Frise chronologique
800
Première mention
Première mention
800 (≈ 800)
Église probablement en bois mentionnée.
1174
Église en pierre
Église en pierre
1174 (≈ 1174)
Première attestation d'une église en pierre.
1595
Construction du premier vaisseau
Construction du premier vaisseau
1595 (≈ 1595)
Agrandissement le long de la nef.
1609
Construction du second vaisseau
Construction du second vaisseau
1609 (≈ 1609)
Extension de la structure existante.
1617
Reconstruction du chœur
Reconstruction du chœur
1617 (≈ 1617)
Achèvement de la partie orientale.
XVIe siècle
Destructions par les Gueux
Destructions par les Gueux
XVIe siècle (≈ 1650)
Deux destructions successives de l'édifice.
1898
Boiseries Louis XV
Boiseries Louis XV
1898 (≈ 1898)
Aménagements intérieurs tardifs.
2006
Classement Monument Historique
Classement Monument Historique
2006 (≈ 2006)
Protection intégrale de l'édifice.
Aujourd'hui
Aujourd'hui
Aujourd'hui
Aujourd'hui (≈ 2025)
Position de référence.
Patrimoine classé
L'église en totalité (cad. C 324) : inscription par arrêté du 26 juin 2006
Personnages clés
| Information non disponible - Aucun personnage cité |
Le texte source ne mentionne aucun acteur spécifique. |
Origine et histoire
L’église Saint-Martin d’Arnèke trouve ses origines dans une première mention en 800, probablement sous forme d’un édifice en bois. En 1174, une église en pierre est attestée, mais elle subit deux destructions par les Gueux au XVIe siècle. Ces événements marquent le début d’une reconstruction progressive, avec l’agrandissement de la nef primitive comme première étape.

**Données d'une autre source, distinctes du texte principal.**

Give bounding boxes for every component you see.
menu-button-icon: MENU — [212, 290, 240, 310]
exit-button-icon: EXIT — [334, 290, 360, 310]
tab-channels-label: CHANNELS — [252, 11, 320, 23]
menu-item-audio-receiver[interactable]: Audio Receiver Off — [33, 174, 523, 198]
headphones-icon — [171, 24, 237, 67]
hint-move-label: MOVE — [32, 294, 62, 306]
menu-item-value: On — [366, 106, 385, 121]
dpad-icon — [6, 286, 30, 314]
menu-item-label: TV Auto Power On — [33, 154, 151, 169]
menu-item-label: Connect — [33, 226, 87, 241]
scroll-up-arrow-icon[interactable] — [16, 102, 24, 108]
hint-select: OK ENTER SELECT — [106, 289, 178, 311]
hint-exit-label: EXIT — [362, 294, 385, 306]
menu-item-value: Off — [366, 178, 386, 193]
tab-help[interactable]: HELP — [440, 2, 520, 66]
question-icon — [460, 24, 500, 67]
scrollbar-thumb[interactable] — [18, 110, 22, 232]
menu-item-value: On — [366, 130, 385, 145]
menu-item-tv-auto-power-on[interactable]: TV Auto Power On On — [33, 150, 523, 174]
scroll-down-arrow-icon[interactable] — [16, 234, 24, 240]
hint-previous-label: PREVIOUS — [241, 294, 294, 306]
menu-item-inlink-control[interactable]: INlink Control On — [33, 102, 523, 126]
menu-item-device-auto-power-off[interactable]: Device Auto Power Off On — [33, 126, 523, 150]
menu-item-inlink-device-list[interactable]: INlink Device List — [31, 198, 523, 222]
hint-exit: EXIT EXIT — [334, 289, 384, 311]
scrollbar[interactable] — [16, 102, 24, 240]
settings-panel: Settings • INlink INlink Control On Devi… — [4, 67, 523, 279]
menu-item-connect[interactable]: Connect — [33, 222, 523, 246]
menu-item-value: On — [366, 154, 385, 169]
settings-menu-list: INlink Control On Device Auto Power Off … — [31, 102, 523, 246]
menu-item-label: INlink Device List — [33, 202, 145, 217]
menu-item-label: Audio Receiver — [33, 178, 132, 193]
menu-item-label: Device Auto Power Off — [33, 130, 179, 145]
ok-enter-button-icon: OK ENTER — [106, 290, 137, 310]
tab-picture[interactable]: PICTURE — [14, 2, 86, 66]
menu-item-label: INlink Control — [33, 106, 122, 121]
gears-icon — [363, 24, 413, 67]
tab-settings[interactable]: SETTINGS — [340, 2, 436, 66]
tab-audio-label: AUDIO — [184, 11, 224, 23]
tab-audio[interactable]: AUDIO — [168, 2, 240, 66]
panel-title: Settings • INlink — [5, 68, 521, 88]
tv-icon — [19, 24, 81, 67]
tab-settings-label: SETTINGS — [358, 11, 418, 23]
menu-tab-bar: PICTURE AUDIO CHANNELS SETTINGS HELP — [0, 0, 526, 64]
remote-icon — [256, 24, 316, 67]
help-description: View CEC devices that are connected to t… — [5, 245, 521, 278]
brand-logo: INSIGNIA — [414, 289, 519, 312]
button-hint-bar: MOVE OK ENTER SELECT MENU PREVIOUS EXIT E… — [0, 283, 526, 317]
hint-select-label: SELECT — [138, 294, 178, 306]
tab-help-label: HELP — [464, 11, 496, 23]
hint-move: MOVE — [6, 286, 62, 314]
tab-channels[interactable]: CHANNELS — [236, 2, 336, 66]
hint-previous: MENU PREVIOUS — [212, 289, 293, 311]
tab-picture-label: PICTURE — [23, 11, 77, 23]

La reconstruction s’échelonne sur plusieurs décennies : en 1595, un premier vaisseau est érigé le long de la nef, suivi en 1609 par un second vaisseau. En 1617, le chœur est entièrement reconstruit, achevant ainsi la structure principale. Les travaux se poursuivent aux XVIIIe et XIXe siècles, notamment avec l’ajout de boiseries de style Louis XV en 1898, reflétant les évolutions artistiques et liturgiques.
Classée Monument Historique en 2006, l’église est aujourd’hui propriété de la commune d’Arnèke. Son architecture et ses aménagements intérieurs illustrent les transitions stylistiques entre Renaissance et époque moderne, tout en conservant des traces des destructions et reconstructions qui ont marqué son histoire. La précision de sa localisation est jugée satisfaisante, et elle reste un lieu de culte et de patrimoine local.